28405.fb2
— Потерпи, она скоро вернется, опять поболтаете, — это было сказано кротко, неправдоподобно кротко, как сносят горькую обиду от больного, которого и обидеть грех. — Раз ты проснулся, вот лекарство прими.
Она ссыпала с ладони несколько разнокалиберных шариков и лепешечек.
— Что-то новое? — спросил он, покорно глотая и запивая каким-то кисловатым соком из чашки, которую она поднесла ему ко рту, приподнимая голову. — Да, ведь, кажется, этот, с бородкой, приезжал… доктор… Ты вызывала?
— Не думала. Мы всегда с ним по телефону поддерживаем связь. Он сказал: ничего особенного, ничего неожиданного.
Вот это уж правда, подумал он, но ничего не сказал вслух. Вдруг он припомнил удивительно ясно, что жена за время его дневного полубеспамятства несколько раз входила в комнату, вот таким же движением, как сейчас, заботливо и легко, едва касаясь, поправляла на нем одеяло, которое, в сущности, не нужно было поправлять, и перед этим всегда, затаив дыхание, прислушиваясь, не спуская глаз с его лица. Уверенная, что он спит и ничего не замечает, она, кажется, даже просто гладила по одеялу. По пустому краю одеяла у него в ногах.
Ничего не было особенного в этом движении и взгляде ее, но его вдруг поразила мысль: если б она думала, что я не сплю, она никогда бы этого не сделала. Движение ее руки, округлое и плавное, печально и нежно кривившийся рот, наплаканные глаза — все было из их далекого прошлого, о котором они не то чтобы позабыли давным-давно, стыдились или стеснялись вспоминать.
Она думала, что я ничего не замечаю, вдруг быстро и остро стал думать Алексейсеич, но ведь и вправду я ее давно не замечаю. Не замечал вчера… А может, и годы не замечаю? Легче вспомнить те минуты и часы, когда я действительно замечал, ясно видел, какая она, что с ней?.. Да, оказывается: так легко прожить целые годы рядом с человеком, видеть его каждый день рядом с собой и потому не замечать…
От первого толчка мысль его оживилась и еще больше обострилась. Он опять вспомнил о том, о чем забыл ненадолго: он ведь умирает! Он еще в больнице это знал, но как следует проникнуться, почувствовать объемную, близкую реальность происходящего ему удавалось только в отдельные минуты, как вот сейчас, и это позволило почему-то увидеть жену ясным, свежим взглядом и показалось ему ужасным.

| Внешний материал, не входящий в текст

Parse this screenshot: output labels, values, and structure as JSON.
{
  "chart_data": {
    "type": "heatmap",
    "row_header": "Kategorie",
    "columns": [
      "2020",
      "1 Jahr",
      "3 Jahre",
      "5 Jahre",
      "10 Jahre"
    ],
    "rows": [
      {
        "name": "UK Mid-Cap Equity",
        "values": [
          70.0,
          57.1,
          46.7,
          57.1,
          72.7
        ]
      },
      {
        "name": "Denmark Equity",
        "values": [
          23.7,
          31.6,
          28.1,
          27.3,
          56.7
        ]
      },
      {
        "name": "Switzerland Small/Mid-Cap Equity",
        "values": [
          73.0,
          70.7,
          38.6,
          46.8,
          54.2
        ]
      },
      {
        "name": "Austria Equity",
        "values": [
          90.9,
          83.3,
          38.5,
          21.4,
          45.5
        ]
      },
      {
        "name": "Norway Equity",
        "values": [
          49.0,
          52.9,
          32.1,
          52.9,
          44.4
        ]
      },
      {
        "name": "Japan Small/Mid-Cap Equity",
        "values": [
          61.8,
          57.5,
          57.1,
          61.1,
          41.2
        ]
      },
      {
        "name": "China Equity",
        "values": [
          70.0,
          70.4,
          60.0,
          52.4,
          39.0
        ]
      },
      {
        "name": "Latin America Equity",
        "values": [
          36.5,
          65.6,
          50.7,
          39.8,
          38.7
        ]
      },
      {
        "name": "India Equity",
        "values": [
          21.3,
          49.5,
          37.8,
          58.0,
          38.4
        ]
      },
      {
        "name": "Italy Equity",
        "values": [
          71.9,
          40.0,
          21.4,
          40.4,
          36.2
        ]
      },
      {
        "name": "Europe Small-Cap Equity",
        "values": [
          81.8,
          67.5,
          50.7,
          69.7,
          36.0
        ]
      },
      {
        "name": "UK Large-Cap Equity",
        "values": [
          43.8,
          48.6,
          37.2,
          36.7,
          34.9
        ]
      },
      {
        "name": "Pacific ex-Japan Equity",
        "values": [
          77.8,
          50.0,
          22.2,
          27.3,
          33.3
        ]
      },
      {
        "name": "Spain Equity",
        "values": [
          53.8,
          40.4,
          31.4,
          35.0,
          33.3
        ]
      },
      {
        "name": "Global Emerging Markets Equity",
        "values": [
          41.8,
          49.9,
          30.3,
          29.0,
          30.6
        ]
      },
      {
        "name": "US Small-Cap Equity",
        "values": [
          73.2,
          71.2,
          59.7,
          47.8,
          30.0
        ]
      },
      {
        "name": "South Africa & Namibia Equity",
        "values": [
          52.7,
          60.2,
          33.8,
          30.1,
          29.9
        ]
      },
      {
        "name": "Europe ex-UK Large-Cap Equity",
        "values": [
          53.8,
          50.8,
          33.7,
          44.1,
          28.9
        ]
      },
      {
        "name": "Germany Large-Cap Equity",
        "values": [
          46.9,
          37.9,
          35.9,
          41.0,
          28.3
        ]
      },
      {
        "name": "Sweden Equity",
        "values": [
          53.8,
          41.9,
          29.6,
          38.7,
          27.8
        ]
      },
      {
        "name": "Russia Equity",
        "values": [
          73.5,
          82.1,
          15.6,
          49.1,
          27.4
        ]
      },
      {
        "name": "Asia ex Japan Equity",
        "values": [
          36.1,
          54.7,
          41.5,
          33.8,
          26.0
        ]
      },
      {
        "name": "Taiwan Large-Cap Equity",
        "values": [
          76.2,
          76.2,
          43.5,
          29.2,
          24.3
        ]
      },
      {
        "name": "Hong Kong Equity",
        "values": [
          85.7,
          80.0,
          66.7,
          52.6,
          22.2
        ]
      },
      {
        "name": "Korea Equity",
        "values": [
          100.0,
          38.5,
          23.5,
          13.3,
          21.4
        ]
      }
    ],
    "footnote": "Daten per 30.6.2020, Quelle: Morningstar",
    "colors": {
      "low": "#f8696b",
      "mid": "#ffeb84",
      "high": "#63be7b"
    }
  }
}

Ужасным было вовсе не то, что она постарела лицом, действительно очень усталым, как будто запыленным после всех лет пройденного долгого, неровного жизненного пути. Ужасным ему показалось то, что он так долго шел рядом с ней, уже не помня, не чувствуя, не замечая. И то, что теперь у него не было сил и времени уже не оставалось хоть что-нибудь исправить, смягчить, сгладить или объяснить.
Когда-то давно у них начались ссоры, бессмысленные, ни к чему не ведущие споры, после которых люди, опомнившись, замечают, что спорить, собственно, было не о чем.
Был как-то недобрый день, когда открылось, что она очень скверно и к тому же глупо поступила, и упрямо не желала ничего признавать, вероятно просто упустив момент, когда можно было еще признаться, и тогда уж продолжала стоять на своем, спорить крикливым, чьим-то чужим бабьим голосом, некрасиво перекашивая рот, ожесточаясь явной проигранностью спора. Он глядел на нее тогда свысока, с презрением думал «дура», хотя она не была дурой, а просто вела себя, как дура, что бывает и с самыми умными людьми. Он теперь с отвращением и болью вспоминал великую свою правоту того дня, когда она загнала себя в тупик и вела себя бессмысленно и злобно, как звереныш в ловушке мечется без толку на все стороны, кусая и царапая решетку.
Совсем запутавшись, она бестолково, нелепо пыталась опровергнуть то, что только что утверждала, и защищать то, против чего боролась и отрицала, а он с презрительным спокойствием, с высоты своей правоты, наблюдал за сделавшимся под конец совсем уж постыдным ее положением в споре и с полной логической стройностью выставил перед ней все ее противоречия и свои доказательства, расставил их с ясностью позиции — мат через два хода на шахматной доске.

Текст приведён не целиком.